Marrant, ça ! Des vacances d’hiver, voilà qui n’est pas très fréquent pour des employés italiens. En somme, un changement de vie radical s’est opéré chez les Merdre depuis peu. Le personnel et le maître sont dans la nature. Un gros lard inconnu a pris la relève, en compagnie d’une gonzesse des Mille et Une Nuits. Ce couple n’aime pas la police, faut croire. Quand j’annonce mon identité au parlophone, l’obèse se jette par la fenêtre et la souris nous flanque dans la piscine où elle nous fait subir un petit traitement électrique. Tout ça m’a l’air pas commun, non ?

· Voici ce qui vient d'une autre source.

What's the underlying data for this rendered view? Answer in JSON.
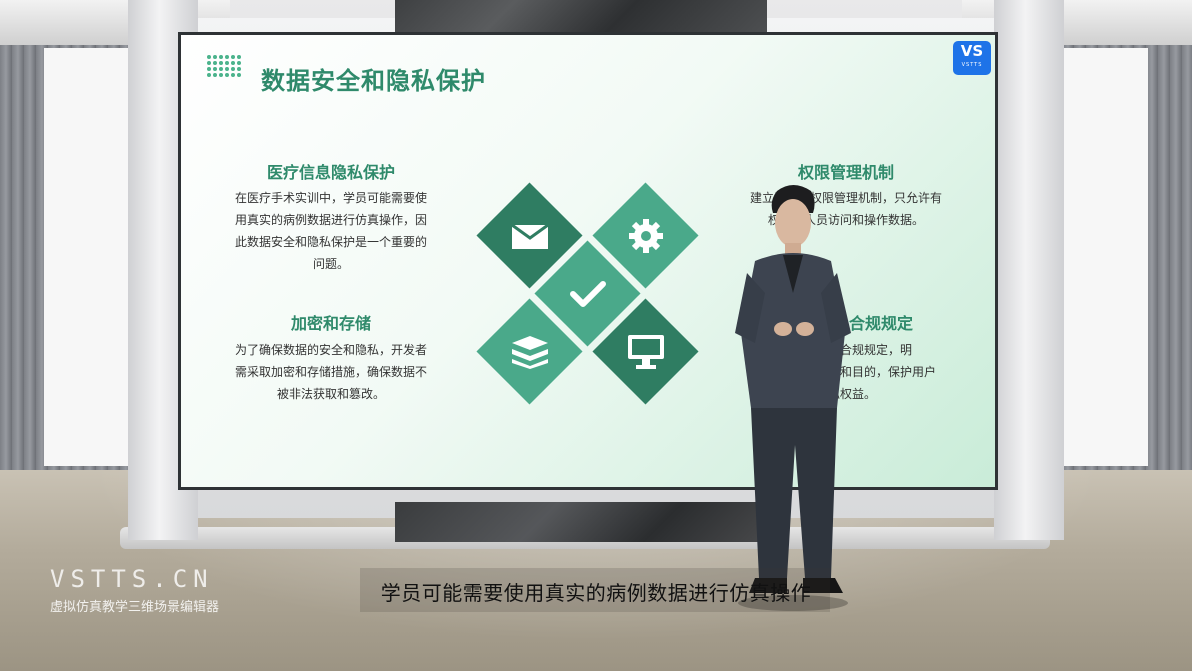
{
  "slide": {
    "title": "数据安全和隐私保护",
    "logo_text": "VSTTS"
  },
  "sections": {
    "privacy": {
      "heading": "医疗信息隐私保护",
      "lines": [
        "在医疗手术实训中，学员可能需要使",
        "用真实的病例数据进行仿真操作，因",
        "此数据安全和隐私保护是一个重要的",
        "问题。"
      ]
    },
    "encryption": {
      "heading": "加密和存储",
      "lines": [
        "为了确保数据的安全和隐私，开发者",
        "需采取加密和存储措施，确保数据不",
        "被非法获取和篡改。"
      ]
    },
    "permission": {
      "heading": "权限管理机制",
      "lines": [
        "建立严格的权限管理机制，只允许有",
        "权限的人员访问和操作数据。"
      ]
    },
    "compliance": {
      "heading": "合规规定",
      "lines": [
        "制定政策和合规规定，明",
        "确数据使用范围和目的，保护用户",
        "隐私权益。"
      ]
    }
  },
  "icons": {
    "top_left": "mail-icon",
    "top_right": "gear-icon",
    "center": "checkmark-icon",
    "bottom_left": "layers-icon",
    "bottom_right": "monitor-icon"
  },
  "colors": {
    "accent": "#2f8a6b",
    "diamond_dark": "#2f7d62",
    "diamond_light": "#4aa98a"
  },
  "caption": "学员可能需要使用真实的病例数据进行仿真操作",
  "watermark": {
    "main": "VSTTS.CN",
    "sub": "虚拟仿真教学三维场景编辑器"
  }
}
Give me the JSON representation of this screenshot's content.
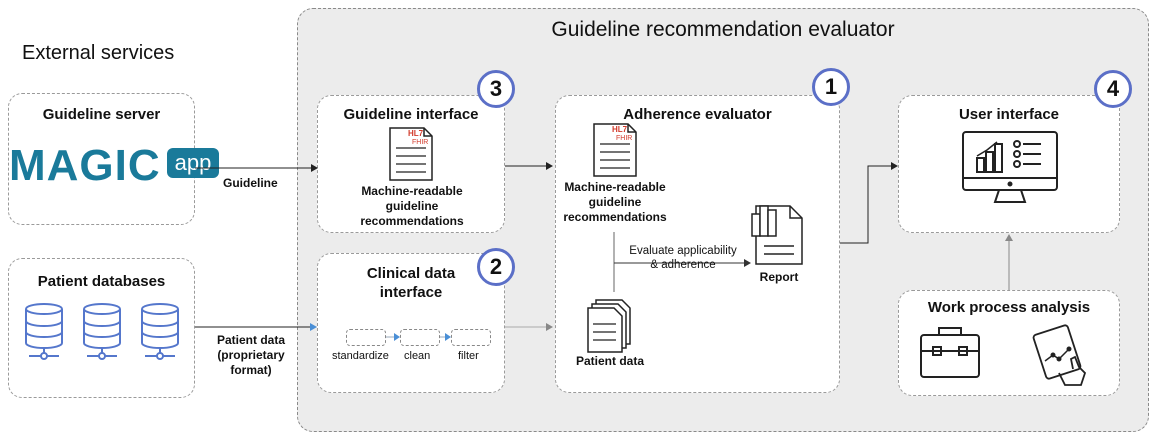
{
  "external": {
    "heading": "External services"
  },
  "evaluator": {
    "heading": "Guideline recommendation evaluator"
  },
  "guideline_server": {
    "title": "Guideline server",
    "logo_text": "MAGIC",
    "logo_badge": "app"
  },
  "patient_databases": {
    "title": "Patient databases"
  },
  "arrows": {
    "guideline": "Guideline",
    "patient_data_line1": "Patient data",
    "patient_data_line2": "(proprietary",
    "patient_data_line3": "format)",
    "evaluate_line1": "Evaluate applicability",
    "evaluate_line2": "& adherence"
  },
  "guideline_interface": {
    "title": "Guideline interface",
    "badge": "3",
    "doc_label_line1": "Machine-readable",
    "doc_label_line2": "guideline",
    "doc_label_line3": "recommendations",
    "hl7": "HL7",
    "fhir": "FHIR"
  },
  "clinical_interface": {
    "title_line1": "Clinical data",
    "title_line2": "interface",
    "badge": "2",
    "steps": [
      "standardize",
      "clean",
      "filter"
    ]
  },
  "adherence": {
    "title": "Adherence evaluator",
    "badge": "1",
    "doc_label_line1": "Machine-readable",
    "doc_label_line2": "guideline",
    "doc_label_line3": "recommendations",
    "hl7": "HL7",
    "fhir": "FHIR",
    "report": "Report",
    "patient_data": "Patient data"
  },
  "user_interface": {
    "title": "User interface",
    "badge": "4"
  },
  "work_process": {
    "title": "Work process analysis"
  },
  "colors": {
    "accent_blue": "#5b6fc7",
    "magic_teal": "#1a7a9a",
    "db_blue": "#5577cc"
  }
}
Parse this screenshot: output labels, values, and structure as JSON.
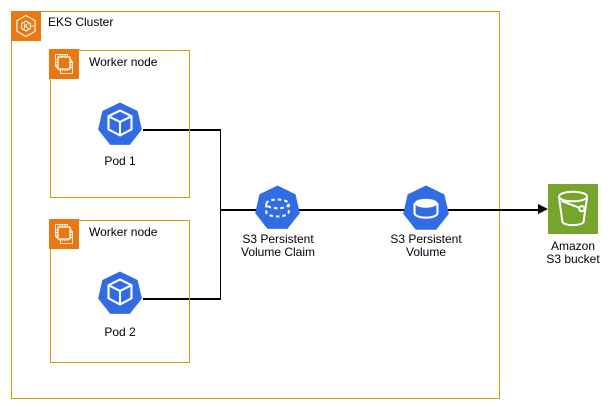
{
  "colors": {
    "group_border_orange": "#D79B00",
    "icon_orange": "#E97812",
    "kubernetes_blue": "#326CE5",
    "s3_green": "#76A42C",
    "connector_black": "#000000",
    "label_black": "#000000",
    "icon_glyph_white": "#FFFFFF",
    "canvas_white": "#FFFFFF"
  },
  "diagram": {
    "eks_cluster": {
      "label": "EKS Cluster",
      "icon": "eks-kubernetes-icon"
    },
    "worker_node_1": {
      "label": "Worker node",
      "icon": "compute-chip-icon"
    },
    "worker_node_2": {
      "label": "Worker node",
      "icon": "compute-chip-icon"
    },
    "pod_1": {
      "label": "Pod 1",
      "icon": "kubernetes-pod-icon"
    },
    "pod_2": {
      "label": "Pod 2",
      "icon": "kubernetes-pod-icon"
    },
    "pvc": {
      "label": "S3 Persistent\nVolume Claim",
      "icon": "persistent-volume-claim-icon"
    },
    "pv": {
      "label": "S3 Persistent\nVolume",
      "icon": "persistent-volume-icon"
    },
    "s3_bucket": {
      "label": "Amazon\nS3 bucket",
      "icon": "s3-bucket-icon"
    },
    "connections": [
      {
        "from": "Pod 1",
        "to": "S3 Persistent Volume Claim",
        "arrow": false
      },
      {
        "from": "Pod 2",
        "to": "S3 Persistent Volume Claim",
        "arrow": false
      },
      {
        "from": "S3 Persistent Volume Claim",
        "to": "S3 Persistent Volume",
        "arrow": false
      },
      {
        "from": "S3 Persistent Volume",
        "to": "Amazon S3 bucket",
        "arrow": true
      }
    ]
  }
}
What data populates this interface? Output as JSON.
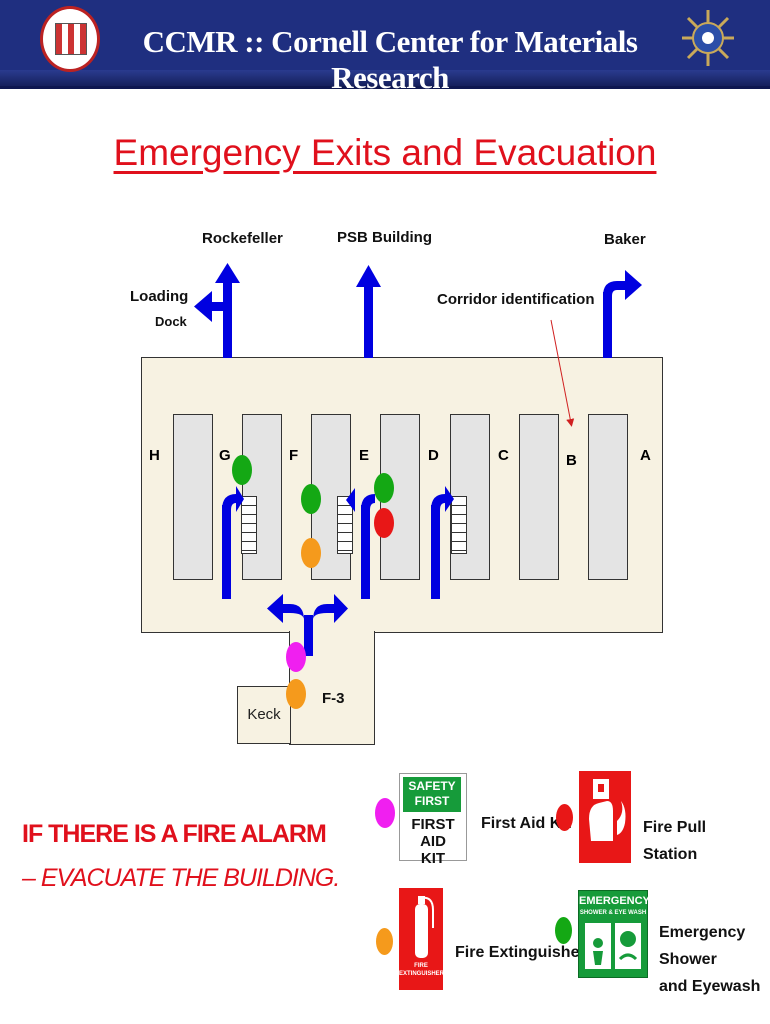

— Et le fils Merdre ? insisté-je en éternuant, car je commence de glaglater vilain, moi, trempé comme une soupe au chou dans la froidure hivernale.

— Quoi, le fils ?

— Il a disparu aussi ?

— Non, il habite toujours l’appartement, je l’ai vu partir sur sa moto pas plus tard que ce matin ; elle fait assez de boucan, doux Jésus ! Ma patronne qui est cardiaque du cœur veut faire signer une répétition par l’immeuble pour l’interdire. Qu’au moins il aille la faire démarrer au coin de la rue ! Mais non : sous les fenêtres ! Et on loge au premier !

Le Gros me chope une aile.

— Mande pardon de vous troubler le filtre, les amoureux, ronchonne-t-il en parlant exclusivement du nez. Mais j’aimerais bien aller changer de pelure, moi, j’ai les claouis en chambre froide !

Je décide que, bien que nasale, sa voix est celle de la sagesse.

On rentre se loquer.

Pinuche décide de m’accompagner.

Dans le taxi où je grelotte, il tire un portefeuille en croco très rebondi de sa poche.

— J’ai prélevé ça sur le défunt, me dit-il. Tu ne m’avais pas donné d’instructions à ce propos, mais j’ai cru bien faire…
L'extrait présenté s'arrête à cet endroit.